The sales manager said that would be nice, but what he really needed was a section for the customer’s secretary’s name, her birthday and what type of flowers she liked.

That’s the key difference between technical and sales. Technical is concerned with the problems that may need to be solved and how to solve them. Sales is concerned about accessing the right person and schmoozing them.

I can schmooze with the best of them when absolutely required, but I really don’t want it to be the centerpiece of my job.

I’d rather talk to machines than people. They talk back less.

A Strange and Disturbing Relationship

Full disclosure – I’m divorced and have alienated any number of people over the years, so I’m certainly not an expert at relationships (even though my second marriage has lasted four times longer than my first so far – although it may end when someone special reads this post.)

That said, there is one relationship I simply don’t understand at all – that of a woman and her cleaning lady. First of all, I hope “cleaning lady” is PC, I think they used to be called maids and before that, they were servants.

First, cleaning ladies strike fear in women’s hearts. Ask yourself this – do men snake all the pipes and replace washers before the plumber arrives? Do men replace fuses and make sure all the wiring is straight before the electrician arrives? Of course not – that’s why you hire a professional. So, why is it mandatory to pre-clean the house before the cleaning lady arrives?

Contrary to their ability to strike fear, cleaning ladies also seem to be confidantes. I do not know any male who has invited their plumber or electrician to their wedding, but I can think of at least one woman who invited her cleaning lady, and I know one woman who hosted her cleaning lady’s wedding.

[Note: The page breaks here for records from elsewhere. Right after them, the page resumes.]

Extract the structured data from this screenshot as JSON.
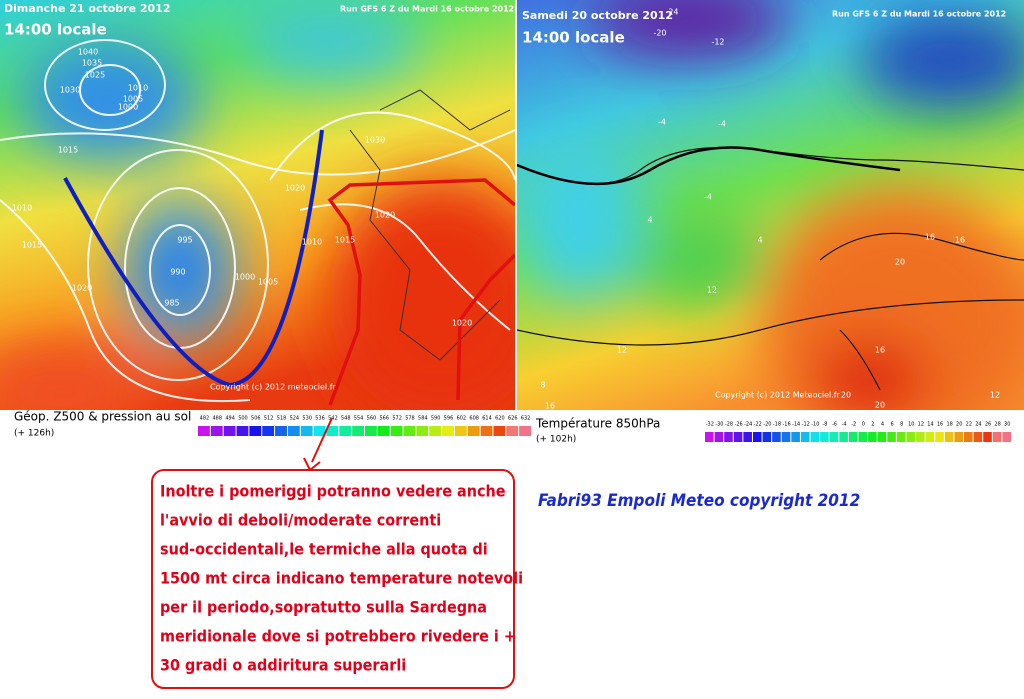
{
  "left_map": {
    "date": "Dimanche 21 octobre 2012",
    "time": "14:00 locale",
    "run": "Run GFS 6 Z du Mardi 16 octobre 2012",
    "copyright": "Copyright (c) 2012 meteociel.fr",
    "caption": "Géop. Z500 & pression au sol",
    "lead": "(+ 126h)",
    "isobar_labels": [
      "1040",
      "1035",
      "1025",
      "1030",
      "1010",
      "1005",
      "1000",
      "1015",
      "1010",
      "1015",
      "1020",
      "995",
      "990",
      "985",
      "1000",
      "1005",
      "1010",
      "1020",
      "1030",
      "1020",
      "1015",
      "1020"
    ],
    "legend_labels": [
      "482",
      "488",
      "494",
      "500",
      "506",
      "512",
      "518",
      "524",
      "530",
      "536",
      "542",
      "548",
      "554",
      "560",
      "566",
      "572",
      "578",
      "584",
      "590",
      "596",
      "602",
      "608",
      "614",
      "620",
      "626",
      "632"
    ]
  },
  "right_map": {
    "date": "Samedi 20 octobre 2012",
    "time": "14:00 locale",
    "run": "Run GFS 6 Z du Mardi 16 octobre 2012",
    "copyright": "Copyright (c) 2012 Meteociel.fr",
    "caption": "Température 850hPa",
    "lead": "(+ 102h)",
    "temp_labels": [
      "-24",
      "-20",
      "-12",
      "-4",
      "-4",
      "-4",
      "4",
      "4",
      "12",
      "12",
      "8",
      "16",
      "16",
      "16",
      "20",
      "16",
      "20",
      "20",
      "12"
    ],
    "legend_labels": [
      "-32",
      "-30",
      "-28",
      "-26",
      "-24",
      "-22",
      "-20",
      "-18",
      "-16",
      "-14",
      "-12",
      "-10",
      "-8",
      "-6",
      "-4",
      "-2",
      "0",
      "2",
      "4",
      "6",
      "8",
      "10",
      "12",
      "14",
      "16",
      "18",
      "20",
      "22",
      "24",
      "26",
      "28",
      "30"
    ]
  },
  "note": {
    "lines": [
      "Inoltre i pomeriggi potranno vedere anche",
      "l'avvio di deboli/moderate correnti",
      "sud-occidentali,le termiche alla quota di",
      "1500 mt circa indicano temperature notevoli",
      "per il periodo,sopratutto sulla Sardegna",
      "meridionale dove si potrebbero rivedere i +",
      "30 gradi o addiritura superarli"
    ]
  },
  "credit": "Fabri93 Empoli Meteo copyright 2012"
}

Every time I hear about the relationship between a woman and her cleaning lady, I flash back to an old Seinfeld episode, where Jerry starts sleeping with his maid, and it turns out she’s really a hooker. She also starts doing less and less work, which may be a more critical point from the male perspective. Sex is fine, but those curtain rods aren’t going to dust themselves.

When men complain about the costs of a cleaning lady, the counter argument is usually that the current one is worth the money and a cleaning service (e.g. an anonymous cleaning lady with no connection to the woman of the house) would be much more expensive. The secondary argument is that if someone were paid to actually clean the entire house, then the woman of the house would have to pre-clean properly in advance. (“I admit it. The house is cluttered. How could someone possibly clean it?”) What?

My one theory is that a man should just cancel the cleaning lady and then tell his Spousal Unit that the cleaning lady has been rescheduled to the next day. Then, the Spousal Unit will frantically pre-clean the house in preparation.

The other issue – where I am not alone – is that the cleaning lady puts things where she thinks they belong, even if it should be intuitively obvious where they belong. “Let’s see, I have a clean glass. Here is a cabinet with 337 glasses in it. So, I guess this glass belongs in the cabinet on the other side of the kitchen with the plates. Also, all the husband’s shaving equipment is lined up neatly by the bathroom sink. It must belong in the drawer under the other side of the sink beneath the tampons, or perhaps in the closet in the other bathroom.”

As a man wiser than I once said, “The cleaning lady comes every two weeks and it takes me two weeks to find the stuff she put away.” (I would quote him directly, but I’m protecting the innocent.)

I am not friends with my plumber or my mechanic. There is a part of me that would like to discuss my Spousal Unit’s failure to get excited about my new blog (and my inability to tell her why this really hurts) while my mechanic is watching the oil drain from my car, but I don’t think he  likes being distracted. Also, I have no idea what his name is, which makes it harder to confide my true feelings in him.

If I had one of my friends helping me with work around the house, I would be paying in beer and pizza, not cash. They probably wouldn’t expect a clean area to work in, either. Mainly because they live alone, and they don’t have cleaning ladies.